Dans l'absolu, votre voisin a la possibilité de vous
interdire cet empiètement sur sa propriété.
Cependant, en pratique, en cas de refus, le juge a qualité
pour passer outre et vous autoriser à passer et empiéter
sur la propriété d'autrui. Il s'agit de l'application,
non d'un droit, mais d'une contrainte de voisinage dénommée
" le tour d'échelle " ou " échelage
". Ainsi,
en cas d'accord du voisin, les parties fixent librement, par
écrit, les modalités du passage et de l'empiétement
(date et heures, durée, précautions à
prendre, réparation des dégâts, indemnité
d'occupation).
A défaut d'accord du voisin, vous devrez introduire
un référé auprès du président
du tribunal de grande instance, afin de vous faire autoriser
à pénétrer chez votre voisin. Pour cela,
contactez un huissier de justice.
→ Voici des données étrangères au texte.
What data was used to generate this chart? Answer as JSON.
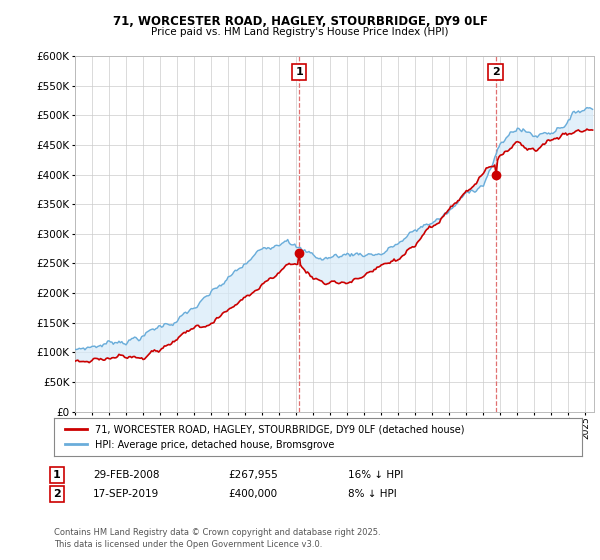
{
  "title_line1": "71, WORCESTER ROAD, HAGLEY, STOURBRIDGE, DY9 0LF",
  "title_line2": "Price paid vs. HM Land Registry's House Price Index (HPI)",
  "legend_line1": "71, WORCESTER ROAD, HAGLEY, STOURBRIDGE, DY9 0LF (detached house)",
  "legend_line2": "HPI: Average price, detached house, Bromsgrove",
  "annotation1_label": "1",
  "annotation1_date": "29-FEB-2008",
  "annotation1_price": "£267,955",
  "annotation1_hpi": "16% ↓ HPI",
  "annotation2_label": "2",
  "annotation2_date": "17-SEP-2019",
  "annotation2_price": "£400,000",
  "annotation2_hpi": "8% ↓ HPI",
  "footer": "Contains HM Land Registry data © Crown copyright and database right 2025.\nThis data is licensed under the Open Government Licence v3.0.",
  "sale1_year": 2008.17,
  "sale1_price": 267955,
  "sale2_year": 2019.72,
  "sale2_price": 400000,
  "price_color": "#cc0000",
  "hpi_color": "#6aadda",
  "hpi_fill_color": "#d6eaf8",
  "background_color": "#ffffff",
  "grid_color": "#cccccc",
  "ylim_min": 0,
  "ylim_max": 600000,
  "ytick_step": 50000,
  "xmin": 1995,
  "xmax": 2025.5
}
Cependant, cette possibilité
de pénétrer et d'empiéter sur la propriété
voisine ne vous sera accordée que :
- si
ces travaux ont un caractère indispensable ;
- s'il
est impossible de ne pas passer sur le fonds voisin ;
- si
la gêne causée à votre voisin n'est
pas disproportionnée à l'intérêt
des travaux ;
- si
l'autorisation n'est que temporaire.
En fonction du préjudice subi, le juge peut vous contraindre
à indemniser votre voisin.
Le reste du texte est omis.